Jaringan sabu Kayangan KLU-Aikmel terbongkar, 4 orang diamankan dengan BB 55,75gr

Property of Lombokvibes.com
Property of Lombokvibes.com

Lombokvibes.com, Lombok Utara – Satuan Reserse Narkoba Polres Lombok Utara mengungkap jaringan peredaran gelap narkotika jenis sabu lintas wilayah Lombok Utara hingga Lombok Timur. Dalam operasi dari tiga lokasi berbeda, petugas mengamankan empat orang terduga pelaku beserta total barang bukti sabu seberat 55,75 gram.
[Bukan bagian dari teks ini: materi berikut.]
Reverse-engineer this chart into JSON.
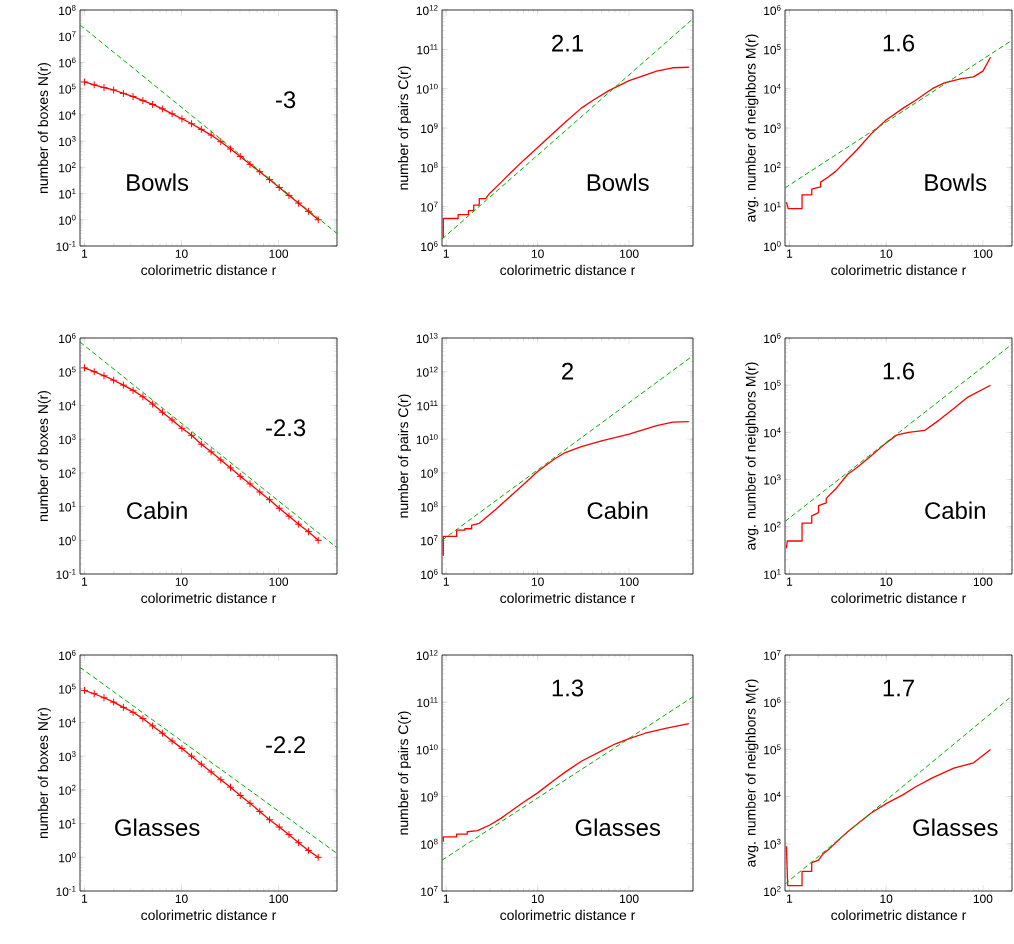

Pengungkapan kasus ini bermula dari laporan masyarakat terkait maraknya aktivitas transaksi narkotika di wilayah Kecamatan Kayangan. Menindaklanjuti informasi tersebut, tim melakukan penyelidikan hingga akhirnya menangkap terduga pelaku pertama berinisial SA alias S pada Kamis, 2 April 2026 sekitar pukul 18.30 Wita di pinggir Jalan Raya Kayangan–Bayan, Desa Selengen.

Kapolres Lombok Utara AKBP Agus Purwanta melalui Kasat Res Narkoba AKP I Nyoman Diana Mahardika mengatakan, dari tangan SA petugas menemukan sabu seberat bruto 6,25 gram beserta sejumlah barang pendukung.
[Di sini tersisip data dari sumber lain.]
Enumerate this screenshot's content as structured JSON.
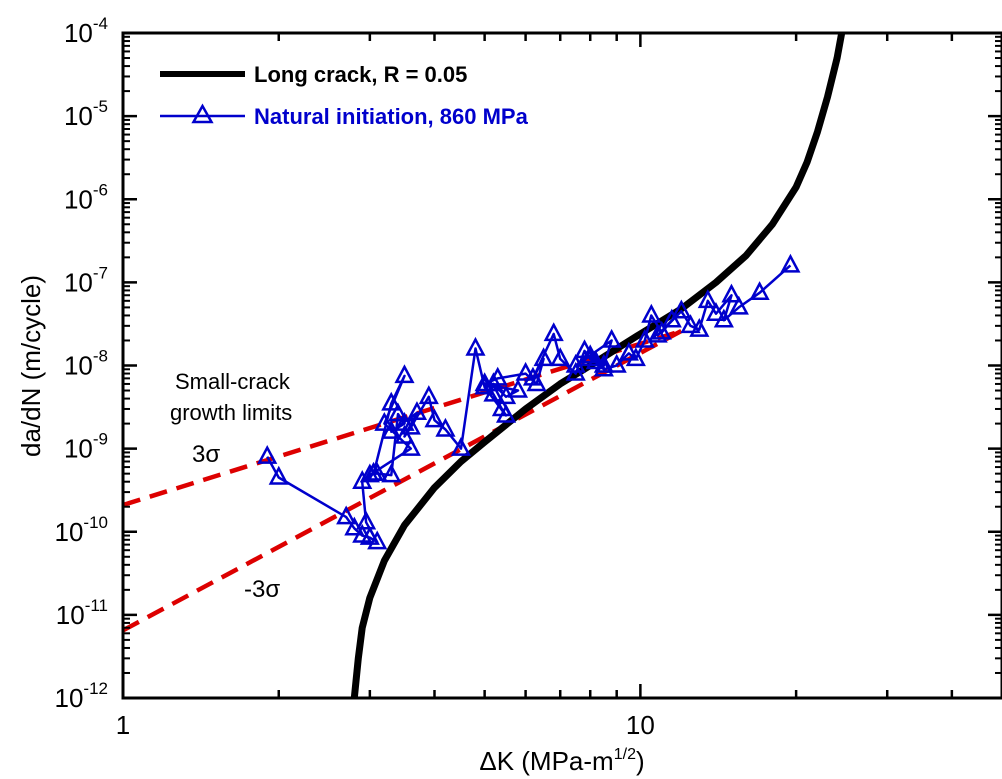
{
  "chart_data": {
    "type": "line",
    "xscale": "log",
    "yscale": "log",
    "xlim": [
      1,
      50
    ],
    "ylim": [
      1e-12,
      0.0001
    ],
    "xlabel": "ΔK  (MPa-m",
    "xlabel_sup": "1/2",
    "xlabel_end": ")",
    "ylabel": "da/dN  (m/cycle)",
    "x_tick_labels": [
      {
        "value": 1,
        "label": "1"
      },
      {
        "value": 10,
        "label": "10"
      }
    ],
    "y_tick_labels": [
      {
        "value": 0.0001,
        "base": "10",
        "exp": "-4"
      },
      {
        "value": 1e-05,
        "base": "10",
        "exp": "-5"
      },
      {
        "value": 1e-06,
        "base": "10",
        "exp": "-6"
      },
      {
        "value": 1e-07,
        "base": "10",
        "exp": "-7"
      },
      {
        "value": 1e-08,
        "base": "10",
        "exp": "-8"
      },
      {
        "value": 1e-09,
        "base": "10",
        "exp": "-9"
      },
      {
        "value": 1e-10,
        "base": "10",
        "exp": "-10"
      },
      {
        "value": 1e-11,
        "base": "10",
        "exp": "-11"
      },
      {
        "value": 1e-12,
        "base": "10",
        "exp": "-12"
      }
    ],
    "grid": false,
    "legend_position": "top-left",
    "series": [
      {
        "name": "Long crack, R = 0.05",
        "color": "#000000",
        "style": "solid-thick",
        "x": [
          2.8,
          2.85,
          2.9,
          3.0,
          3.2,
          3.5,
          4.0,
          4.5,
          5.0,
          6.0,
          7.0,
          8.0,
          10.0,
          12.0,
          14.0,
          16.0,
          18.0,
          20.0,
          21.0,
          22.0,
          23.0,
          24.0,
          24.5
        ],
        "y": [
          1e-12,
          3e-12,
          7e-12,
          1.6e-11,
          4.5e-11,
          1.2e-10,
          3.4e-10,
          7e-10,
          1.2e-09,
          3e-09,
          6e-09,
          1e-08,
          2.4e-08,
          4.8e-08,
          1e-07,
          2.1e-07,
          5e-07,
          1.4e-06,
          2.8e-06,
          6.5e-06,
          1.7e-05,
          5e-05,
          0.0001
        ]
      },
      {
        "name": "Natural initiation, 860 MPa",
        "color": "#0000cc",
        "marker": "triangle",
        "style": "solid-thin",
        "x": [
          1.9,
          2.0,
          2.7,
          2.8,
          2.9,
          3.0,
          3.1,
          2.95,
          2.9,
          3.05,
          3.3,
          3.5,
          3.2,
          3.6,
          3.0,
          3.05,
          3.1,
          3.3,
          3.4,
          3.5,
          3.3,
          3.7,
          3.5,
          3.6,
          3.9,
          4.0,
          4.2,
          4.5,
          4.8,
          5.0,
          5.2,
          5.4,
          5.5,
          5.0,
          5.2,
          5.5,
          5.8,
          5.0,
          5.3,
          6.0,
          6.3,
          6.5,
          6.2,
          6.8,
          7.0,
          7.5,
          7.8,
          8.0,
          8.5,
          8.8,
          7.5,
          8.0,
          8.2,
          8.5,
          9.0,
          9.5,
          9.8,
          10.2,
          10.5,
          11.0,
          11.5,
          10.8,
          12.0,
          12.5,
          13.0,
          13.5,
          14.0,
          15.0,
          14.5,
          15.5,
          17.0,
          19.5
        ],
        "y": [
          8e-10,
          4.5e-10,
          1.5e-10,
          1.1e-10,
          9e-11,
          8.5e-11,
          7.5e-11,
          1.3e-10,
          4e-10,
          5e-10,
          3.5e-09,
          7.5e-09,
          2e-09,
          1e-09,
          4.8e-10,
          5e-10,
          5e-10,
          4.8e-10,
          2.6e-09,
          2e-09,
          1.6e-09,
          2.7e-09,
          1.4e-09,
          1.8e-09,
          4.2e-09,
          2.2e-09,
          1.7e-09,
          1e-09,
          1.6e-08,
          5.5e-09,
          4.5e-09,
          3e-09,
          2.5e-09,
          5.5e-09,
          6e-09,
          4.2e-09,
          5e-09,
          6e-09,
          7e-09,
          8e-09,
          6e-09,
          1.2e-08,
          7e-09,
          2.4e-08,
          1.2e-08,
          8e-09,
          1.5e-08,
          1.2e-08,
          1e-08,
          2e-08,
          1e-08,
          1.3e-08,
          1.1e-08,
          9e-09,
          1e-08,
          1.4e-08,
          1.2e-08,
          2e-08,
          4e-08,
          2.5e-08,
          3.5e-08,
          2.3e-08,
          4.5e-08,
          3e-08,
          2.7e-08,
          6e-08,
          4.2e-08,
          7e-08,
          3.5e-08,
          5e-08,
          7.5e-08,
          1.6e-07
        ]
      },
      {
        "name": "3σ",
        "color": "#dd0000",
        "style": "dashed",
        "x": [
          1.0,
          12.0
        ],
        "y": [
          2.1e-10,
          2.6e-08
        ]
      },
      {
        "name": "-3σ",
        "color": "#dd0000",
        "style": "dashed",
        "x": [
          1.0,
          12.0
        ],
        "y": [
          6.5e-12,
          2.6e-08
        ]
      }
    ],
    "legend": [
      {
        "label": "Long crack, R = 0.05",
        "color": "#000000"
      },
      {
        "label": "Natural initiation, 860 MPa",
        "color": "#0000cc"
      }
    ],
    "annotations": {
      "limits_line1": "Small-crack",
      "limits_line2": "growth limits",
      "upper": "3σ",
      "lower": "-3σ"
    }
  }
}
“Menindaklanjuti informasi tersebut, kami melakukan penyelidikan dan berhasil mengamankan terduga pelaku pertama berinisial SA alias S pada Kamis, 2 April 2026 sekitar pukul 18.30 Wita di pinggir Jalan Raya Kayangan-Bayan, Desa Selengen,” ujarnya.

Dari hasil interogasi, SA mengaku memperoleh barang haram tersebut dari pelaku lain berinisial AH alias R yang berada di wilayah Kecamatan Aikmel, Lombok Timur. Tim Opsnal kemudian melakukan pengembangan dan berhasil mengamankan AH pada Sabtu, 4 April 2026 sekitar pukul 17.40 Wita di halaman sebuah masjid di Desa Aikmel Timur.
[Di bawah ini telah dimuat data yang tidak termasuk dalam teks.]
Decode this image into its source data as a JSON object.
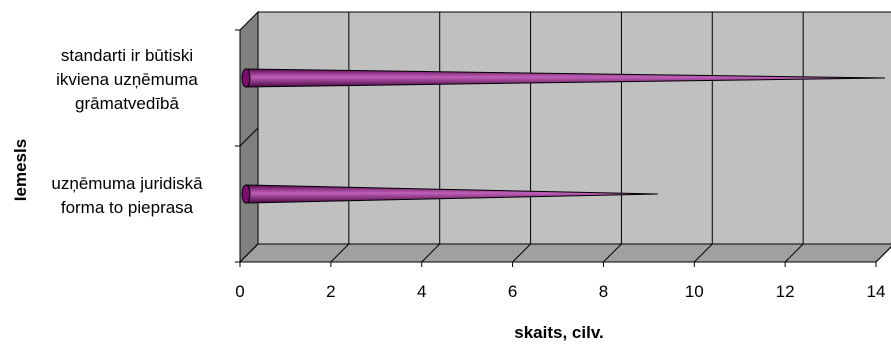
{
  "chart_data": {
    "type": "bar",
    "style": "3d-cone-horizontal",
    "categories": [
      "standarti ir būtiski ikviena uzņēmuma grāmatvedībā",
      "uzņēmuma juridiskā forma to pieprasa"
    ],
    "category_lines": [
      [
        "standarti ir būtiski",
        "ikviena uzņēmuma",
        "grāmatvedībā"
      ],
      [
        "uzņēmuma juridiskā",
        "forma to pieprasa"
      ]
    ],
    "values": [
      14,
      9
    ],
    "xlabel": "skaits, cilv.",
    "ylabel": "Iemesls",
    "xlim": [
      0,
      14
    ],
    "xticks": [
      "0",
      "2",
      "4",
      "6",
      "8",
      "10",
      "12",
      "14"
    ],
    "grid": true,
    "colors": {
      "bar": "#7a0f6e",
      "bar_highlight": "#c060b8",
      "wall": "#c0c0c0",
      "side_wall": "#808080",
      "grid": "#000000"
    }
  }
}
Dari tangan AH, petugas kembali menemukan sabu seberat bruto 4,15 gram. Penyelidikan kemudian mengarah pada pelaku utama berinisial IS alias AR yang masih berada di wilayah yang sama.

“Pengembangan terus dilakukan hingga akhirnya petugas berhasil mengamankan pelaku utama berinisial IS alias AR di rumahnya di Desa Aikmel, Lombok Timur pada hari yang sama sekitar pukul 18.45 Wita,” kata Nyoman.

Saat penangkapan IS, petugas juga mengamankan seorang anak berinisial AP alias P alias B yang berada di lokasi. Dari tangan IS, polisi menyita sabu seberat 43,28 gram serta uang tunai Rp8.300.000 yang diduga hasil transaksi narkotika. Sementara dari AP, petugas mengamankan sabu seberat 2,07 gram dan alat timbangan digital.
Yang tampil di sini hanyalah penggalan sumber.